Why antibiotic resistance matters even if you feel healthy
Antibiotics are often thought of as something people need only when they are sick. But according to Rajeev Misra, a professor in Arizona State University's School of Life Sciences, antibiotic resistance is a problem that affects everyone, including people who feel perfectly healthy.
Misra recently published a comprehensive review examining how bacteria become resistant to antibiotics through genetic mutations. He says most people will need antibiotics at some point in their lives, even if they rarely get sick.
“Most people will take antibiotics at some point in their life,” Misra said.
Antibiotics are commonly prescribed as a precaution during surgeries and some dental procedures, not because a patient is infected, but to prevent bacteria from causing infections while the body is vulnerable. During surgery, bacteria can enter the body through incisions or medical instruments, and antibiotics help reduce that risk.
Doctors often use antibiotics broadly during these situations to prevent infections before they start. While this approach saves lives, it also contributes to the growing global challenge of antibiotic resistance.
In 2021, antibiotic resistance was linked to more than one million deaths worldwide. Misra says that number reflects how widespread and complex the problem has become.
Resistance can develop for many reasons, including overprescription of antibiotics, taking antibiotics for viral infections where they have no effect and frequent antibiotic use in hospital settings. Hospitals, Misra explained, can become environments where resistant bacteria thrive because antibiotics are used so often.

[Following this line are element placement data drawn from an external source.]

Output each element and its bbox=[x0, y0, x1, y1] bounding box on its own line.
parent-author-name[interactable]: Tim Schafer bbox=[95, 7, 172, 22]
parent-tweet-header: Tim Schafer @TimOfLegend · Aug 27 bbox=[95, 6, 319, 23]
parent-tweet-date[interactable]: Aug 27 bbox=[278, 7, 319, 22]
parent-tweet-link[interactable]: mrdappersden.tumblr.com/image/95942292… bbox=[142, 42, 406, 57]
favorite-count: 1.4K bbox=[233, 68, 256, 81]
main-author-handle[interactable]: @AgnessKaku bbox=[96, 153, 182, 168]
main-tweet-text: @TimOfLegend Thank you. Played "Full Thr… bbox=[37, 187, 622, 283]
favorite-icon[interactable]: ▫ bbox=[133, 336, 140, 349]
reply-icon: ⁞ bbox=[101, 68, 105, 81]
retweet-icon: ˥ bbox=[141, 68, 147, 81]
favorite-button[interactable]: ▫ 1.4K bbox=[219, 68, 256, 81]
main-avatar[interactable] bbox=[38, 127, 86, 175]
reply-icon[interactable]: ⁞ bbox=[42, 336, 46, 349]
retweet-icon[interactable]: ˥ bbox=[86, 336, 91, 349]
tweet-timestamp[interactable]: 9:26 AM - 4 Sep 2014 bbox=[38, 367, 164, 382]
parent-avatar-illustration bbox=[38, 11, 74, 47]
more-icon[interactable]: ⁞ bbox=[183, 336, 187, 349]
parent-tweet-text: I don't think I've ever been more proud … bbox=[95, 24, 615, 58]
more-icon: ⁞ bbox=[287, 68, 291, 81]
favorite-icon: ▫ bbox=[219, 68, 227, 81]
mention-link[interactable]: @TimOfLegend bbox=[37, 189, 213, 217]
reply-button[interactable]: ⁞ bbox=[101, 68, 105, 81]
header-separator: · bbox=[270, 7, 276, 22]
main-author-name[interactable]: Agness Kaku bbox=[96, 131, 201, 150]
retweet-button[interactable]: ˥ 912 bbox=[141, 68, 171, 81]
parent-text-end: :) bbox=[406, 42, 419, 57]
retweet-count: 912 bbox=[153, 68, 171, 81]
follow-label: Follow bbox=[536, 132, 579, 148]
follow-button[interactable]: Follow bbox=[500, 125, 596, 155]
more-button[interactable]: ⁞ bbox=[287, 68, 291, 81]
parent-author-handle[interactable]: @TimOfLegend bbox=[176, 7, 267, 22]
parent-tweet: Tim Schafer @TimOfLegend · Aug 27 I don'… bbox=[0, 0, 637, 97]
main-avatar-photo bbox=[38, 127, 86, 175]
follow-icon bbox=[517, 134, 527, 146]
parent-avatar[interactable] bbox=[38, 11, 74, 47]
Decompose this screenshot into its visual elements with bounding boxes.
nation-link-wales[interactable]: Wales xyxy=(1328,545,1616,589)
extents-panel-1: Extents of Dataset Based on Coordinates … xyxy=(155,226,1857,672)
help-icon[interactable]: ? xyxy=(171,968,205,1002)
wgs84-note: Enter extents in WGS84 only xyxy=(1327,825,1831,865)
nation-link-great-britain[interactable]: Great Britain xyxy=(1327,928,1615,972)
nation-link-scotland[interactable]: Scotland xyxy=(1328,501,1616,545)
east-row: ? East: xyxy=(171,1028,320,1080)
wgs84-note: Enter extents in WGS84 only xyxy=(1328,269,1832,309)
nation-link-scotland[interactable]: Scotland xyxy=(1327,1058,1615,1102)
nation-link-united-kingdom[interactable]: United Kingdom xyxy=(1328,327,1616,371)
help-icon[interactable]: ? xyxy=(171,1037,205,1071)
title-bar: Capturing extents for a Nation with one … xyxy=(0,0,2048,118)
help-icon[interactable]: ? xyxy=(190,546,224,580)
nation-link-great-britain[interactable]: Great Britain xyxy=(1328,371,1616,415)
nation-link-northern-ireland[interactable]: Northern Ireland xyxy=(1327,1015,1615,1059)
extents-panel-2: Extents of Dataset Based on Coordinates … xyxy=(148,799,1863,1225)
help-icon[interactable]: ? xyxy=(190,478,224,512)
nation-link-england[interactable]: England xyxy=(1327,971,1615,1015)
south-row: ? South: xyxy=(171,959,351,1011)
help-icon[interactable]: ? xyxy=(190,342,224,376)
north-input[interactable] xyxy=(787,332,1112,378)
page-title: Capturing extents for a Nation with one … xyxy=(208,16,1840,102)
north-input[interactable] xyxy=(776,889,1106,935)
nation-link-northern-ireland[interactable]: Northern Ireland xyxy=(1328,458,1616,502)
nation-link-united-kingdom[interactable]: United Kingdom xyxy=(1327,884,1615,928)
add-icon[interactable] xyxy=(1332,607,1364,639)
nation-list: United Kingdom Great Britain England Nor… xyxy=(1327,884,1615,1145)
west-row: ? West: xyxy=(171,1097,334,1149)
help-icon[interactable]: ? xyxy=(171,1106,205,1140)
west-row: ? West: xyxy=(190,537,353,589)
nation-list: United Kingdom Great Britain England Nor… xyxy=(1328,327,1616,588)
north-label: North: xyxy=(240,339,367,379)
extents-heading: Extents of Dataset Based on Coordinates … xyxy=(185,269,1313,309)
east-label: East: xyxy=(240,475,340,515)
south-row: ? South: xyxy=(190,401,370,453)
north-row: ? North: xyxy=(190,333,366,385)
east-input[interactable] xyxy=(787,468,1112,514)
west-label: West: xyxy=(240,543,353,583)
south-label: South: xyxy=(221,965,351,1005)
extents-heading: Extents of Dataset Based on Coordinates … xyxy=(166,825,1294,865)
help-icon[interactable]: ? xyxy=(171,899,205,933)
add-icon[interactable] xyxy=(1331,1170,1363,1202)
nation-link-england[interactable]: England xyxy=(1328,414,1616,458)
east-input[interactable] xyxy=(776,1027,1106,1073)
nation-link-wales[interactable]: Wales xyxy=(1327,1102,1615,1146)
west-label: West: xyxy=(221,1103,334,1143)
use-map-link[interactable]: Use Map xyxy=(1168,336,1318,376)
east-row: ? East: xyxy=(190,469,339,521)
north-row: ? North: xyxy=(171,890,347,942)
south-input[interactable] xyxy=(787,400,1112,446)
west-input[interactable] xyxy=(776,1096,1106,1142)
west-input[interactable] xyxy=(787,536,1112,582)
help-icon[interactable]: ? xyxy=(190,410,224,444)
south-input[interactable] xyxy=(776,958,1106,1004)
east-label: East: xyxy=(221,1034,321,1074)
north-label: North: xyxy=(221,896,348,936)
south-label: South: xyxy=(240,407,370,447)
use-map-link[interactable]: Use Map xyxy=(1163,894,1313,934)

At the heart of Misra’s research is the idea that antibiotic resistance is an evolutionary process. Bacteria constantly change at the genetic level. When antibiotics are used, they kill most bacteria, but those with mutations that help them survive remain and reproduce, gradually making the population more resistant.
“Mutations are means for bacteria to survive and evolve,” Misra said. “Antibiotics are simply one of those stress conditions.”
Once resistance is encoded in the genome, it can be passed down to future generations of bacteria. That evolutionary process is especially accelerated when antibiotics are misused, such as when people stop taking them early because they feel better.
When antibiotics are taken inconsistently, they may kill most of the bacteria but not all of them. The remaining bacteria are then exposed to low levels of antibiotics, which Misra says can actually encourage mutations that allow bacteria to tolerate those drugs in the future.
“That mutation gets fixed in the population,” he said. “And then, the next time you get sick, you won’t get rid of them.”
Completing a full course of antibiotics helps ensure that nearly all bacteria are eliminated, leaving little opportunity for resistant survivors to emerge.
Misra’s paper also highlights strategies scientists are using to slow the spread of resistance. One promising approach is combination therapy, where two or more antibiotics are used at the same time to target different bacterial systems. The odds of a single bacterium developing resistance to multiple drugs simultaneously are extremely low.
Another approach involves pairing antibiotics with compounds called efflux pump inhibitors. These inhibitors block bacterial “pumps” that normally expel antibiotics from the cell, allowing the drugs to remain inside long enough to be effective.
Together, these strategies aim to make antibiotics harder for bacteria to evade.
Despite these advances, Misra is clear that antibiotic resistance cannot be eliminated entirely.
“We know that bacteria will evolve and mutate,” he said. “And we know that antibiotics will continue to be used because they can be lifesaving.”
Because of that, the goal is not to stop resistance completely, but to slow it down. Misra says doing so requires a multipronged approach that includes scientific research, better diagnostics, physician and patient education, improved sanitation and more careful use of antibiotics in medicine and agriculture.
He hopes nonscientists come away from his research with understanding rather than fear.
“The idea is not to scare people,” Misra said. “But to understand that genetic mutation is something that will not go away.”
By understanding how antibiotic resistance develops, Misra says scientists and physicians can design better treatments, and patients can make more informed choices. Without that understanding, infections are treated blindly, increasing the risk that today’s lifesaving drugs will stop working tomorrow.